The Green Bay center’s path to the roster has gotten narrower, and it was already thin. He barely saw the field last season while the offensive line kept taking hit after hit from injuries, and now the Packers have added another body to the mix with Kentucky interior lineman Jager Burton, taken with the 153rd pick in this year’s draft.
Burton looks like a strong bet to stick, and that matters because he cuts directly into Monk’s best route to a job. Monk also missed OTAs while dealing with a biceps injury, which only makes the coming training camp stretch more important for a player whose stock has already slipped.
On paper, the Packers moving Sean Rhyan and Jordan Morgan into full-time starting roles should have opened a lane for Monk to settle in as a top reserve. Instead, his chances may hinge on how many linemen Green Bay decides to keep, and even then he’ll have to win every inch of the fight.
Monk was drafted 10 picks after Burton and two years ahead of him, but that draft slot hasn’t translated into much on-field value yet. The Duke product played only on special teams as a rookie, logging 43 snaps, and all but six of his offensive snaps in 2025 came in Week 18 against Minnesota, when Green Bay was already locked into the seven-seed. In other words, the Packers still haven’t gotten much from him.
That doesn’t close the door. It just means Monk is climbing uphill after two quiet seasons.
Burton is positioned to be the primary backup at guard and center, if not more.
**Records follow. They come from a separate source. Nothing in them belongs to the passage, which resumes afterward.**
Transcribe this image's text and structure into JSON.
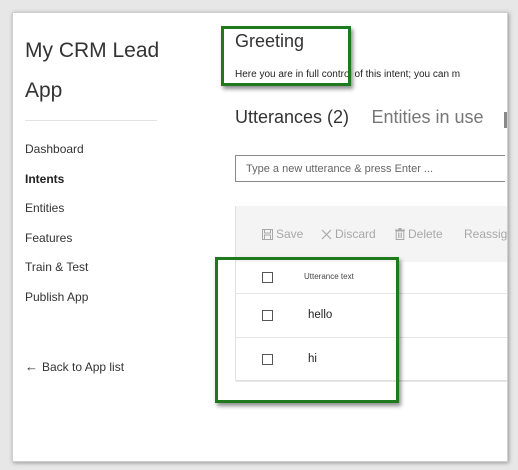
{
  "app": {
    "title": "My CRM Lead App"
  },
  "sidebar": {
    "items": [
      {
        "label": "Dashboard",
        "active": false
      },
      {
        "label": "Intents",
        "active": true
      },
      {
        "label": "Entities",
        "active": false
      },
      {
        "label": "Features",
        "active": false
      },
      {
        "label": "Train & Test",
        "active": false
      },
      {
        "label": "Publish App",
        "active": false
      }
    ],
    "back_label": "Back to App list"
  },
  "intent": {
    "title": "Greeting",
    "description": "Here you are in full control of this intent; you can m"
  },
  "tabs": [
    {
      "label": "Utterances (2)",
      "active": true
    },
    {
      "label": "Entities in use",
      "active": false
    }
  ],
  "utterance_input": {
    "placeholder": "Type a new utterance & press Enter ..."
  },
  "toolbar": {
    "save": "Save",
    "discard": "Discard",
    "delete": "Delete",
    "reassign": "Reassig"
  },
  "table": {
    "header": "Utterance text",
    "rows": [
      {
        "text": "hello",
        "checked": false
      },
      {
        "text": "hi",
        "checked": false
      }
    ]
  },
  "colors": {
    "annotation_border": "#1f7a1f",
    "toolbar_bg": "#f4f4f4",
    "disabled_text": "#a8a8a8"
  }
}
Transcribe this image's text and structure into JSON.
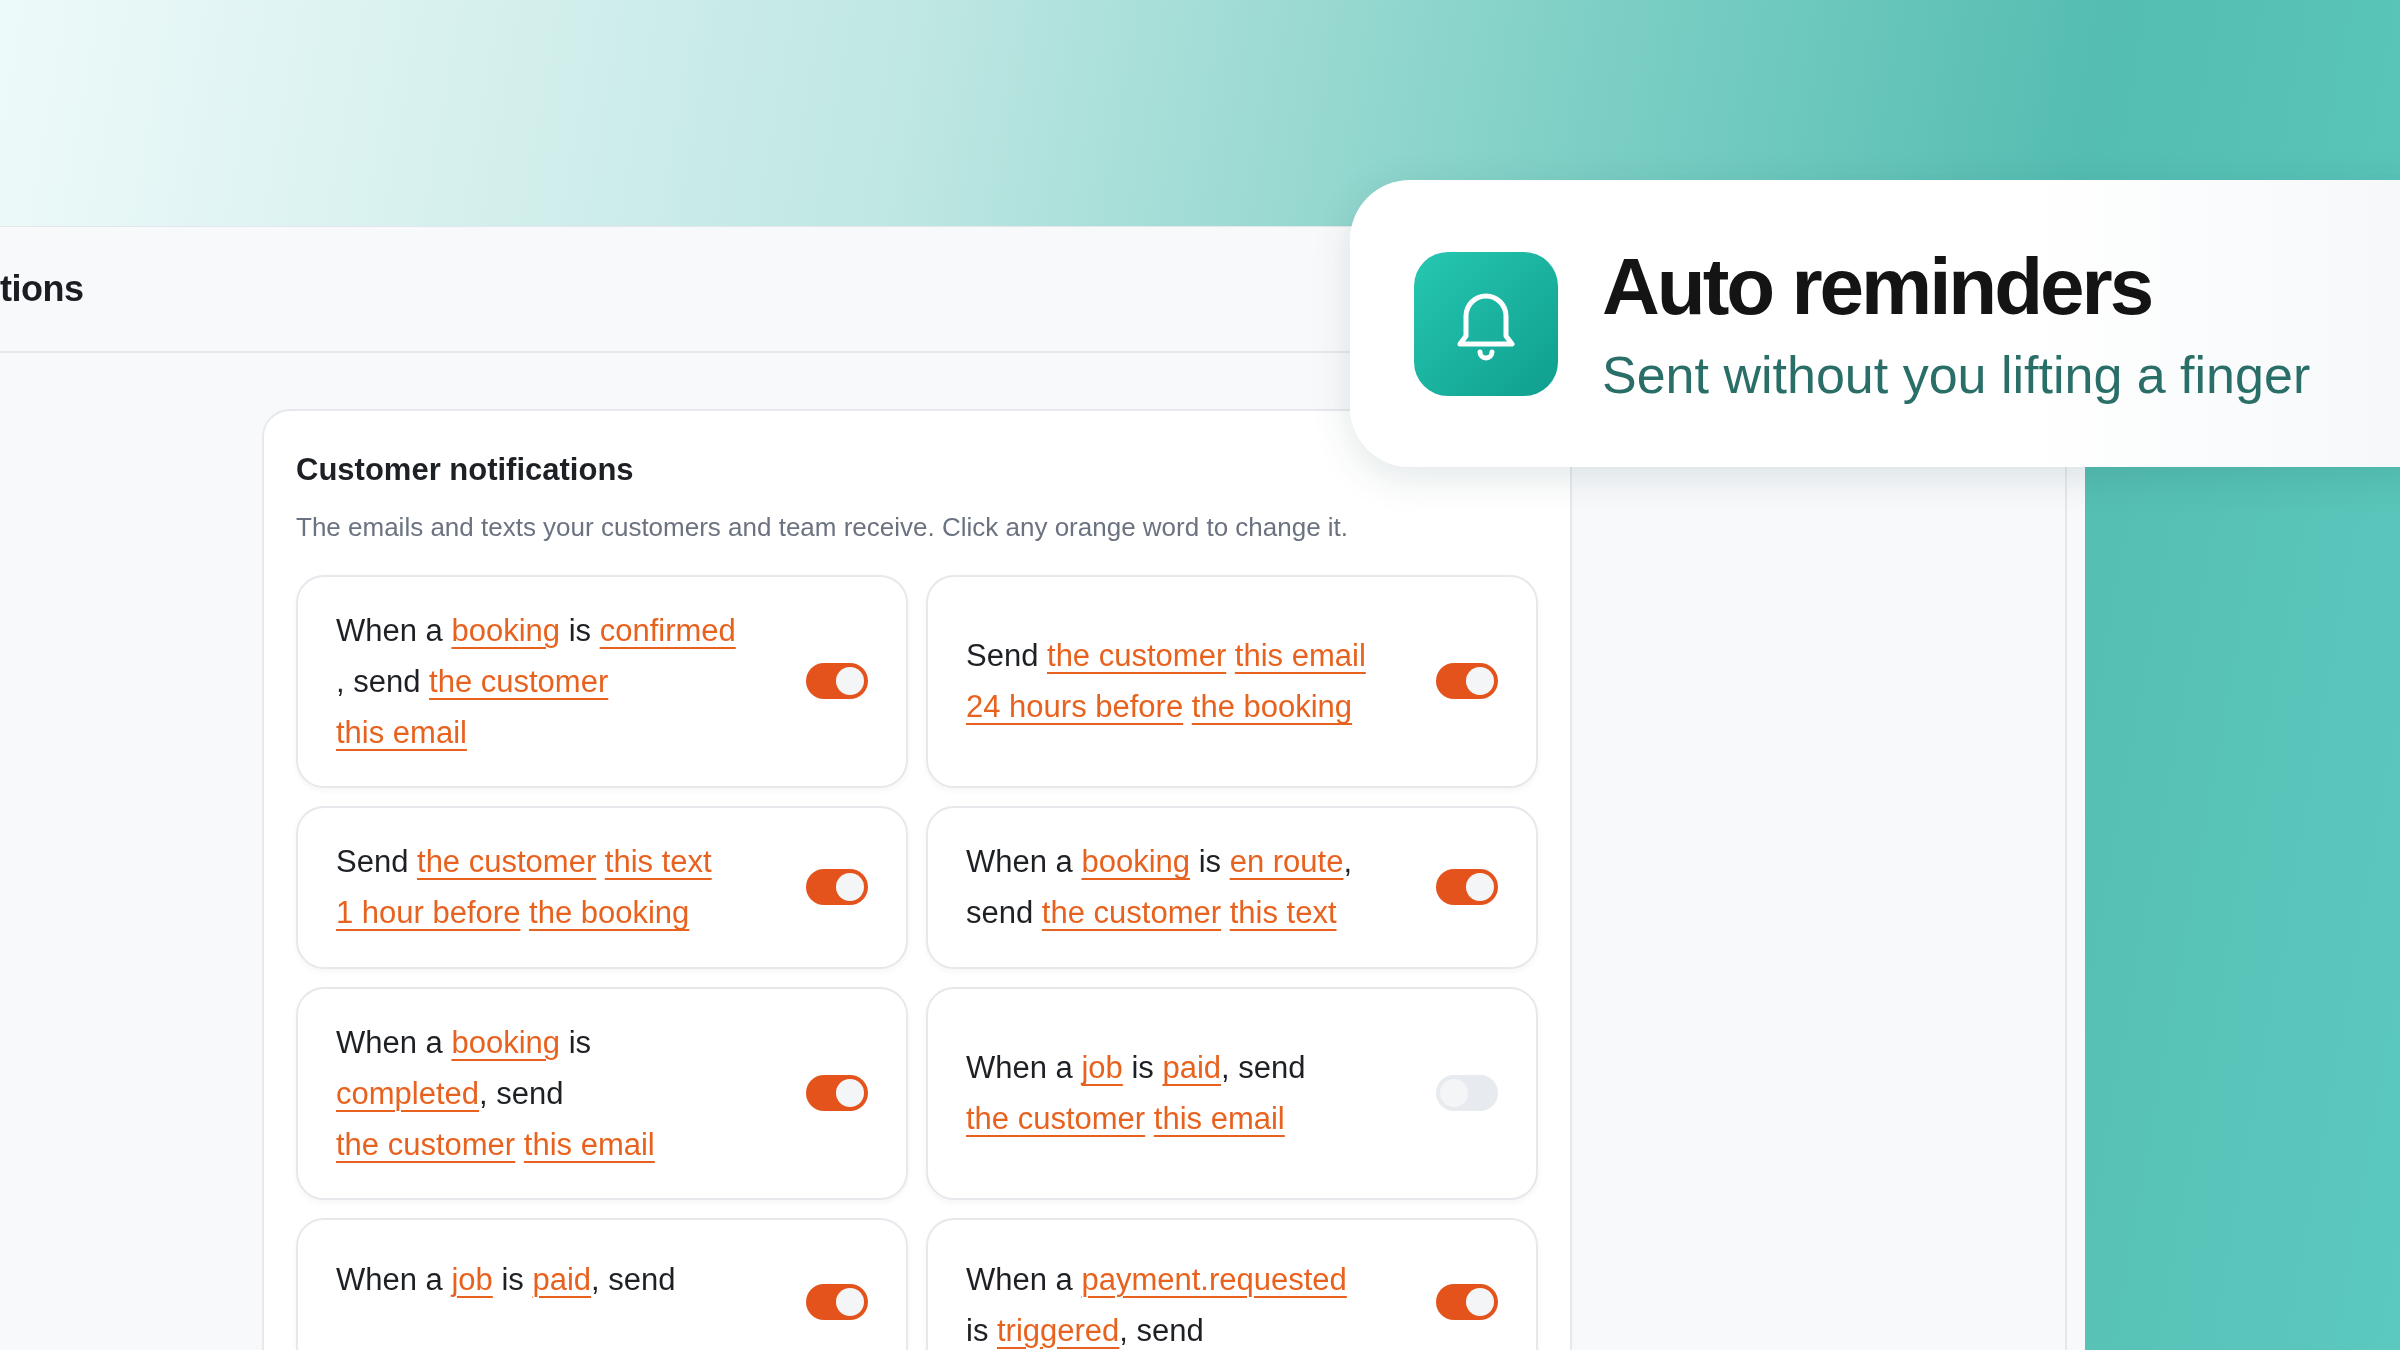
{
  "app": {
    "header_title": "tions",
    "section": {
      "title": "Customer notifications",
      "description": "The emails and texts your customers and team receive. Click any orange word to change it.",
      "rules": [
        {
          "on": true,
          "lines": [
            [
              {
                "kind": "plain",
                "text": "When a "
              },
              {
                "kind": "link",
                "text": "booking"
              },
              {
                "kind": "plain",
                "text": " is "
              },
              {
                "kind": "link",
                "text": "confirmed"
              }
            ],
            [
              {
                "kind": "plain",
                "text": ", send "
              },
              {
                "kind": "link",
                "text": "the customer"
              }
            ],
            [
              {
                "kind": "link",
                "text": "this email"
              }
            ]
          ]
        },
        {
          "on": true,
          "lines": [
            [
              {
                "kind": "plain",
                "text": "Send "
              },
              {
                "kind": "link",
                "text": "the customer"
              },
              {
                "kind": "gap"
              },
              {
                "kind": "link",
                "text": "this email"
              }
            ],
            [
              {
                "kind": "link",
                "text": "24 hours before"
              },
              {
                "kind": "gap"
              },
              {
                "kind": "link",
                "text": "the booking"
              }
            ]
          ]
        },
        {
          "on": true,
          "lines": [
            [
              {
                "kind": "plain",
                "text": "Send "
              },
              {
                "kind": "link",
                "text": "the customer"
              },
              {
                "kind": "gap"
              },
              {
                "kind": "link",
                "text": "this text"
              }
            ],
            [
              {
                "kind": "link",
                "text": "1 hour before"
              },
              {
                "kind": "gap"
              },
              {
                "kind": "link",
                "text": "the booking"
              }
            ]
          ]
        },
        {
          "on": true,
          "lines": [
            [
              {
                "kind": "plain",
                "text": "When a "
              },
              {
                "kind": "link",
                "text": "booking"
              },
              {
                "kind": "plain",
                "text": " is "
              },
              {
                "kind": "link",
                "text": "en route"
              },
              {
                "kind": "plain",
                "text": ","
              }
            ],
            [
              {
                "kind": "plain",
                "text": "send "
              },
              {
                "kind": "link",
                "text": "the customer"
              },
              {
                "kind": "gap"
              },
              {
                "kind": "link",
                "text": "this text"
              }
            ]
          ]
        },
        {
          "on": true,
          "lines": [
            [
              {
                "kind": "plain",
                "text": "When a "
              },
              {
                "kind": "link",
                "text": "booking"
              },
              {
                "kind": "plain",
                "text": " is"
              }
            ],
            [
              {
                "kind": "link",
                "text": "completed"
              },
              {
                "kind": "plain",
                "text": ", send"
              }
            ],
            [
              {
                "kind": "link",
                "text": "the customer"
              },
              {
                "kind": "gap"
              },
              {
                "kind": "link",
                "text": "this email"
              }
            ]
          ]
        },
        {
          "on": false,
          "lines": [
            [
              {
                "kind": "plain",
                "text": "When a "
              },
              {
                "kind": "link",
                "text": "job"
              },
              {
                "kind": "plain",
                "text": " is "
              },
              {
                "kind": "link",
                "text": "paid"
              },
              {
                "kind": "plain",
                "text": ", send"
              }
            ],
            [
              {
                "kind": "link",
                "text": "the customer"
              },
              {
                "kind": "gap"
              },
              {
                "kind": "link",
                "text": "this email"
              }
            ]
          ]
        },
        {
          "on": true,
          "lines": [
            [
              {
                "kind": "plain",
                "text": "When a "
              },
              {
                "kind": "link",
                "text": "job"
              },
              {
                "kind": "plain",
                "text": " is "
              },
              {
                "kind": "link",
                "text": "paid"
              },
              {
                "kind": "plain",
                "text": ", send"
              }
            ]
          ]
        },
        {
          "on": true,
          "lines": [
            [
              {
                "kind": "plain",
                "text": "When a "
              },
              {
                "kind": "link",
                "text": "payment.requested"
              }
            ],
            [
              {
                "kind": "plain",
                "text": "is "
              },
              {
                "kind": "link",
                "text": "triggered"
              },
              {
                "kind": "plain",
                "text": ", send"
              }
            ]
          ]
        }
      ]
    }
  },
  "callout": {
    "title": "Auto reminders",
    "subtitle": "Sent without you lifting a finger"
  }
}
Darian Kinnard, who played in all 17 games last year and started four, looks like a steady bet to make the 53-man roster as well.
That already gives Green Bay seven linemen in the mix: five starters and two reserves. The Packers could also carry John Williams, a 2025 seventh-round pick who missed his entire rookie season with an injury, as another guard option. Travis Glover, who also spent 2025 sidelined, gives them another possibility at tackle.
If the team keeps eight linemen, or even nine, Monk is suddenly battling a cluster of fringe candidates for one or two openings. He might have the edge over Williams or Glover on paper, but both are unknowns because they haven’t had a chance to show what they can do over a full season.
That leaves Monk with the simplest and toughest assignment of all: play well enough to force the issue. If he doesn’t, even a practice-squad landing spot isn’t guaranteed, depending on how Williams, Glover, or any of the undrafted rookies perform.
At this point, Monk may be fighting not just for a roster spot, but for his place in Green Bay altogether. Training camp and the preseason will decide whether he stays in the picture.